Enactment of the revised rules created the appearance that the Postal Service misused its regulatory authority to hinder competition and contributed to public perception that associated costs for implementing the revised rules were unnecessary and burdensome. “

The Justice Dept. in 1979 ruled, in regulating competitors the USPS is required to …
… demonstrate a problem exists
… consider competition impact of proposed regulations
… delineate the positive and negative effects on completion
… create a full record available to sustain agency action on appeal

The U.S. Department of Justice, Antitrust Division issued a letter of opinion on the Postal Service's “enforceable obligation to take competitive factors fully into account” when adopting new regulations affecting postal competitors in 1979. The opinion spells out Postal Service obligations when attempting to regulate competitors:

“A regulation perfectly reasonable and appropriate in the face of a given problem may be highly capricious if that problem does not exist."

"That the, Postal Service and the Board of Governors have an obligation under existing law to consider the competition impact of these proposed regulations. Such consideration must include delineating of the positive and negative effects on competition with substantial precision. This obligation is necessary to assure that a full record is available to sustain agency action on appeal.”

“The Board of Governors as the policy making agency in this context, and the Postal Service as well, however, must develop a record respecting the competitive impact of its proposed actions which will be sufficient to pass appellate court muster.”

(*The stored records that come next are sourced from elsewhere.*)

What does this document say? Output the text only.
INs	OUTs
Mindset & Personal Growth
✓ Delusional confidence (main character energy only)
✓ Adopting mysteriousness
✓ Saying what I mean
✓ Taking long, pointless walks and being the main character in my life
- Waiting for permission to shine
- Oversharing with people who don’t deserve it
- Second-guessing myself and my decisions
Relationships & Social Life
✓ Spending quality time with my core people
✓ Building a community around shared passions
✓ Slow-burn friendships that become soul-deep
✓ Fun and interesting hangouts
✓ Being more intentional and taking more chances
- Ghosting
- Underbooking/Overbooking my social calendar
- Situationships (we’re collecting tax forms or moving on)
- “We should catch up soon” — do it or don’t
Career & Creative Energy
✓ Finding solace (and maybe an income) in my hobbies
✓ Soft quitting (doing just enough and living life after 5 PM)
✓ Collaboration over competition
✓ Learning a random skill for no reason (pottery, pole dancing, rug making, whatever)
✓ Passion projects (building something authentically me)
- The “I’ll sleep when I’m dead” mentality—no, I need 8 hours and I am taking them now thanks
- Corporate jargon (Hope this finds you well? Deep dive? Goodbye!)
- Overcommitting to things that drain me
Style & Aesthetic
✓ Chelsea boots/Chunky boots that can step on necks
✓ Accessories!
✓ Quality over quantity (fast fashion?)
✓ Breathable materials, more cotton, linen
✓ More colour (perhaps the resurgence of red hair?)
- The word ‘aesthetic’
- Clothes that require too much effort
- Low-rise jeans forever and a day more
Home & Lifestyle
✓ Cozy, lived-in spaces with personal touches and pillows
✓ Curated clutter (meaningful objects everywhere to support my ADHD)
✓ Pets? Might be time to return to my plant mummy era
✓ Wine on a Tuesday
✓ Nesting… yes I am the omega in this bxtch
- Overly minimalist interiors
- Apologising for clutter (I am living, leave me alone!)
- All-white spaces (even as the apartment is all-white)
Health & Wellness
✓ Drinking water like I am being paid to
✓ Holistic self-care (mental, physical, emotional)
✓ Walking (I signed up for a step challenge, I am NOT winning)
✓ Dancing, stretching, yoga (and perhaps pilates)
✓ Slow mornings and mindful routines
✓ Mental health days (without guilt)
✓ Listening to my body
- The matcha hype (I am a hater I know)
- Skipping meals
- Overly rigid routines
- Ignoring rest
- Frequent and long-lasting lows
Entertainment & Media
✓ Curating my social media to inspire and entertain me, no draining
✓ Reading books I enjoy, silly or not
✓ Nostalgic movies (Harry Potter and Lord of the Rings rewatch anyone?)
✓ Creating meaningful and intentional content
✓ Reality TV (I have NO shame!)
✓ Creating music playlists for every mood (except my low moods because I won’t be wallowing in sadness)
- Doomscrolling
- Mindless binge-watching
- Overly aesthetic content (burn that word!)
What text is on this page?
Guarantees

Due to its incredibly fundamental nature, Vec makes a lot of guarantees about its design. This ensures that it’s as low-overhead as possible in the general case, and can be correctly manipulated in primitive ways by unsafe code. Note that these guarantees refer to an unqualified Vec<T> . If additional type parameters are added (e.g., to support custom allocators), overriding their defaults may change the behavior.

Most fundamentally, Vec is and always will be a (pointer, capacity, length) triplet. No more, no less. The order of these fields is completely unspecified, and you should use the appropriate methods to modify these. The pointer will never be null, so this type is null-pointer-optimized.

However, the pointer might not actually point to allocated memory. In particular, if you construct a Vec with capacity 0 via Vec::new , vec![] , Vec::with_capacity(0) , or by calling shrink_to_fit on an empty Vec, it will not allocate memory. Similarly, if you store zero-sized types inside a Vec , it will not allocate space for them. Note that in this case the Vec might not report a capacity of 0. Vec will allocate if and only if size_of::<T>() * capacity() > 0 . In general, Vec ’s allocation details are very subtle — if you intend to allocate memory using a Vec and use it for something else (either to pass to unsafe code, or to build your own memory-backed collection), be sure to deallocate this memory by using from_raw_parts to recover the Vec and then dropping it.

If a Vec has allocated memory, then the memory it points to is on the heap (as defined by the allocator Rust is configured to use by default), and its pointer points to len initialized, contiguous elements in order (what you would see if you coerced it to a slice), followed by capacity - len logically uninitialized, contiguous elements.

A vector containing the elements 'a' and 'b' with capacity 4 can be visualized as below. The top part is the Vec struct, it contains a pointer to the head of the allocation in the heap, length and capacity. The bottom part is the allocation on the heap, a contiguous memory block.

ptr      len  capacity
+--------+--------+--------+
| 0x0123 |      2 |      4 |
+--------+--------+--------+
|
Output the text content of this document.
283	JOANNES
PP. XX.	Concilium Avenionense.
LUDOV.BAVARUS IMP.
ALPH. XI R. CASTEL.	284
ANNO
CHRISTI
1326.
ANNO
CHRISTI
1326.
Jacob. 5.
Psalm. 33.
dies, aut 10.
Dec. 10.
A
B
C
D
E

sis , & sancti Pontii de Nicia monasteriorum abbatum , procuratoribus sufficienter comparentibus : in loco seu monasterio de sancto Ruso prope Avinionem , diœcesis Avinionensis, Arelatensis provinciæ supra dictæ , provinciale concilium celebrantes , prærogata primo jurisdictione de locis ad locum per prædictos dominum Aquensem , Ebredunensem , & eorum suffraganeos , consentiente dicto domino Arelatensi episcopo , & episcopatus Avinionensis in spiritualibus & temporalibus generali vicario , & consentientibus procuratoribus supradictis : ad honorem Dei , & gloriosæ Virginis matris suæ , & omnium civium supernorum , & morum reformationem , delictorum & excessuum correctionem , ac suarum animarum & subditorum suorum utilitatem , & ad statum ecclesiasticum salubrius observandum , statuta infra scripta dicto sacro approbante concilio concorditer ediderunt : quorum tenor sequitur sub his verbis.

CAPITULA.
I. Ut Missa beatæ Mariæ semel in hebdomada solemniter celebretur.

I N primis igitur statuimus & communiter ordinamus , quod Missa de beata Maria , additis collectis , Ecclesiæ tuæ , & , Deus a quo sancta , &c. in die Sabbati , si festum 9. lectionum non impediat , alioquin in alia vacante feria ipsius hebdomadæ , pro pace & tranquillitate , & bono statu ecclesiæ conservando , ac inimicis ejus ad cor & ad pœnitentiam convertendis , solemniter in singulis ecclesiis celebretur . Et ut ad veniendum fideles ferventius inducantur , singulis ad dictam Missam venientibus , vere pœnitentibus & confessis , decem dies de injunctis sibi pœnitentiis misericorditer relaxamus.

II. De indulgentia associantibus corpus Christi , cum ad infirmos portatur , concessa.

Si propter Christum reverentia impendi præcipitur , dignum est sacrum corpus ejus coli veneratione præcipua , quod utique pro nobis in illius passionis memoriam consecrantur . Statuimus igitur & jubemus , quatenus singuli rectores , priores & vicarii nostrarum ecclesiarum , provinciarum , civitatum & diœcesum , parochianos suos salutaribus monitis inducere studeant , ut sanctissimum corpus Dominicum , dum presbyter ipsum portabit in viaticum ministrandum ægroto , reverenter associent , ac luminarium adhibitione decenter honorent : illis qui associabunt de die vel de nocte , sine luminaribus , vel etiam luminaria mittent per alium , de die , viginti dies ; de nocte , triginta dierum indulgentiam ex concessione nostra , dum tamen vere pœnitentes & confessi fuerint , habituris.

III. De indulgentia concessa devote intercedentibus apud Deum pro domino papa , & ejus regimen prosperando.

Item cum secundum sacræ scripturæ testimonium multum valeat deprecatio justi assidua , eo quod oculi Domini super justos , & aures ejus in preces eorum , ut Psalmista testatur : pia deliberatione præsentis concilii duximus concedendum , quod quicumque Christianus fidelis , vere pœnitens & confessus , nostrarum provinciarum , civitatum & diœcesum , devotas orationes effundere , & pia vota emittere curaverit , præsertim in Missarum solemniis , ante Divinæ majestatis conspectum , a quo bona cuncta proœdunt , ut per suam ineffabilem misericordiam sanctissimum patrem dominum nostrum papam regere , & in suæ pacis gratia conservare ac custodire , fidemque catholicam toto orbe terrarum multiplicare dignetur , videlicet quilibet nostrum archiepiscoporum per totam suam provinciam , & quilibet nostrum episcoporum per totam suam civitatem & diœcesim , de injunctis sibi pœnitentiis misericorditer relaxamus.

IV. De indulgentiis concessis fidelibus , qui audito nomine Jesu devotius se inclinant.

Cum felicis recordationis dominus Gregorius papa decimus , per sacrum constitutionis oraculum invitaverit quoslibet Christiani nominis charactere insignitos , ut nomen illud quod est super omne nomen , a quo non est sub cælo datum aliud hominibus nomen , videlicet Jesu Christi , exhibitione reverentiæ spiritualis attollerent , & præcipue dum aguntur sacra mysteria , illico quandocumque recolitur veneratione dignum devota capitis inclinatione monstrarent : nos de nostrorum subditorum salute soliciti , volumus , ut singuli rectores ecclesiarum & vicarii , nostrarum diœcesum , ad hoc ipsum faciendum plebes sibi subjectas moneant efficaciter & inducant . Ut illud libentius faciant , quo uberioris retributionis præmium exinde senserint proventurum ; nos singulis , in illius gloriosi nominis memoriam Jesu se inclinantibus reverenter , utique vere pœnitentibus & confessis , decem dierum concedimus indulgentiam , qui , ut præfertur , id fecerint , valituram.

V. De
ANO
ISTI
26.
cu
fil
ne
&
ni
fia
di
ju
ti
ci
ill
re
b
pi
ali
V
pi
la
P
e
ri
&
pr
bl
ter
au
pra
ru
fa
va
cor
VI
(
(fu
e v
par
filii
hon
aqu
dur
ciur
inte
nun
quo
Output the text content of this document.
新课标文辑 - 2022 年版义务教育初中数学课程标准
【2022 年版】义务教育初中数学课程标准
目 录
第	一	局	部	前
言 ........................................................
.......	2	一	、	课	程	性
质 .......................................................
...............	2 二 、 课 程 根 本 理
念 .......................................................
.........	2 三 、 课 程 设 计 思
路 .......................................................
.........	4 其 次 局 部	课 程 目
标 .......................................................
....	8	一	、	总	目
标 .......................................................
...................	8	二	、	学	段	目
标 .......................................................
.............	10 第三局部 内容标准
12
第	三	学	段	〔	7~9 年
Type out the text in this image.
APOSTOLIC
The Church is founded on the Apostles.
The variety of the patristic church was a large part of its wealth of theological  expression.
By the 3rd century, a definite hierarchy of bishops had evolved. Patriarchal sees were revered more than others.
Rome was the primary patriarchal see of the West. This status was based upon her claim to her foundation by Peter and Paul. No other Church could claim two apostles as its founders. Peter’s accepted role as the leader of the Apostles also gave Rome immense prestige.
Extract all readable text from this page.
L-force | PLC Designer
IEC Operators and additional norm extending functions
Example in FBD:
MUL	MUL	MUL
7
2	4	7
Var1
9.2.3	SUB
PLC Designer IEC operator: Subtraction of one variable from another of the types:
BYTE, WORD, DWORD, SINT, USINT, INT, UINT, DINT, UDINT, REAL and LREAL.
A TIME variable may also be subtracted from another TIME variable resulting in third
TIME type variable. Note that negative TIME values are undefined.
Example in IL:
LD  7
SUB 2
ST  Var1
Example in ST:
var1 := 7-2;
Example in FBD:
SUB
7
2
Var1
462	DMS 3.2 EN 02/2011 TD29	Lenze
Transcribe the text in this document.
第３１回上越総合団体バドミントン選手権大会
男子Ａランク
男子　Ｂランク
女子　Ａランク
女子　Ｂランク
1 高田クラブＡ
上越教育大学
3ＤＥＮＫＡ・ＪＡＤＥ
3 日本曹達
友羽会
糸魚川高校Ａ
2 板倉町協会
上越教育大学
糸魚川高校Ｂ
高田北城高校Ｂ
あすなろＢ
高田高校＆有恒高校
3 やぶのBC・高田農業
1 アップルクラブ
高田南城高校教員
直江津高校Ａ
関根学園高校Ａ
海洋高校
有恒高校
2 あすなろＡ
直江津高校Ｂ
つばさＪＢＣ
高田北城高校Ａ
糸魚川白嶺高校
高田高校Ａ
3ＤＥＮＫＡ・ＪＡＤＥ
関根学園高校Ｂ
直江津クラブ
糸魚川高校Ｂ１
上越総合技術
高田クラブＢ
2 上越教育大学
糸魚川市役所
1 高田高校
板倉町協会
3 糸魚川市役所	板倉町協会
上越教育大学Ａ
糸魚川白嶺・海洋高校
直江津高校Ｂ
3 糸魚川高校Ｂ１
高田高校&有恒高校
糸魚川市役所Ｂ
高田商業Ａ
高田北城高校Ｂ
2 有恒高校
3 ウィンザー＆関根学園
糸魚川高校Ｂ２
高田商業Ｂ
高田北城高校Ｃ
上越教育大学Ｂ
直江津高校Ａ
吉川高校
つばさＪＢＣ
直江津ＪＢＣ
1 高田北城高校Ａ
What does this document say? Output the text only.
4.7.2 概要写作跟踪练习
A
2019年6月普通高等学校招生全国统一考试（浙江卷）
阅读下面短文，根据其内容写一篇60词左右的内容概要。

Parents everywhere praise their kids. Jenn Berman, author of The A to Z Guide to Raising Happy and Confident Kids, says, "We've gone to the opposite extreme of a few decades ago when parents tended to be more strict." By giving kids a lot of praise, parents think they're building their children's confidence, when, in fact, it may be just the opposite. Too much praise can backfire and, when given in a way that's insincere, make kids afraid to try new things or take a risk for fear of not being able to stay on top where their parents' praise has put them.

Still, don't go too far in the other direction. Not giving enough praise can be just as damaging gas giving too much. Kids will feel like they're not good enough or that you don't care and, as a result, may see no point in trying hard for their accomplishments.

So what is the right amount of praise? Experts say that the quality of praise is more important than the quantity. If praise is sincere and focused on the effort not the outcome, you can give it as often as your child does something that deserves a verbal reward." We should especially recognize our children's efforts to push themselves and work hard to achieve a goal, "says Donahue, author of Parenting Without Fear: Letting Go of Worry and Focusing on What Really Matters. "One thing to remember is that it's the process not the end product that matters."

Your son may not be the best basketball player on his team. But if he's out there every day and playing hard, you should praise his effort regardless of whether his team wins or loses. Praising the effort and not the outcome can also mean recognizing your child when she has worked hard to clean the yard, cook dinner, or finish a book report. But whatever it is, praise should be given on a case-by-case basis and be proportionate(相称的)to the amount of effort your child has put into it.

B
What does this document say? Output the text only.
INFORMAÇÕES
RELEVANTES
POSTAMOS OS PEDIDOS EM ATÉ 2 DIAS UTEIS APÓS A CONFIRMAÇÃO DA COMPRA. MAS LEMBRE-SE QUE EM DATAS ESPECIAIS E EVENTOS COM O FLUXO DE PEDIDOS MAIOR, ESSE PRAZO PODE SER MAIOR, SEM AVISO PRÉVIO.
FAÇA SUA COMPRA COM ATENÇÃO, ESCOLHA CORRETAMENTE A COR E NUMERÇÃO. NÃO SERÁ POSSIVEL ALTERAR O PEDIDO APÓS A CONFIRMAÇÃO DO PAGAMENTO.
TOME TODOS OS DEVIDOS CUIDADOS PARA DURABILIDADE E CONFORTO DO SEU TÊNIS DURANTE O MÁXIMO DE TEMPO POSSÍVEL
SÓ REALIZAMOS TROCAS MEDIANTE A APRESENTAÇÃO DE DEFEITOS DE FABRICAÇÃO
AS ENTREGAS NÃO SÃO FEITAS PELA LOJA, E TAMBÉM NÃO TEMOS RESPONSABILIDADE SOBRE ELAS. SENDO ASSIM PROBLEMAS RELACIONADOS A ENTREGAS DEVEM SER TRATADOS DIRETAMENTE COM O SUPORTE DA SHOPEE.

“We believe, therefore, that it is incumbent upon the Postal Service to determine here with careful particularity the degree to which its proposed regulations might facilitate, or eliminate, specific kinds of competition.”

Victory for private mailboxes …
Rick Merritt, executive director of PostalWatch, a non-profit advocacy group said, “This is a significant win for private mailbox stores and their customers. The report confirms what regulation opponents have been saying for over two years: The Postal Service crammed these rules down the throats of 10,000 of its competitors without demonstrating any need for the rules or studying what impact the rules would have on their competitors.”

Last November, several members of Congress and the Small Business Administration’s Office of Advocacy requested the Justice Department’s Antitrust Division look into the Postal Service’s private mailbox rule-making procedures. The Justice Department is expected to comment soon.

“Allowing the Postal Service to continue regulating competitors is like letting Amtrak regulate Greyhound or USAir. We just do not do this in the United States. Most can agree (excepting the Postal Service) that allowing any federal agency to compete with those it regulates is poor public policy. Moreover, it is directly contrary to our basic traditions -- in other words, un-American,” Merritt added.

“This should serve as a wakeup call for all of the e-commerce companies the Postal Service is starting to compete with,” Merritt said. “The bottom line, they don’t play fair.”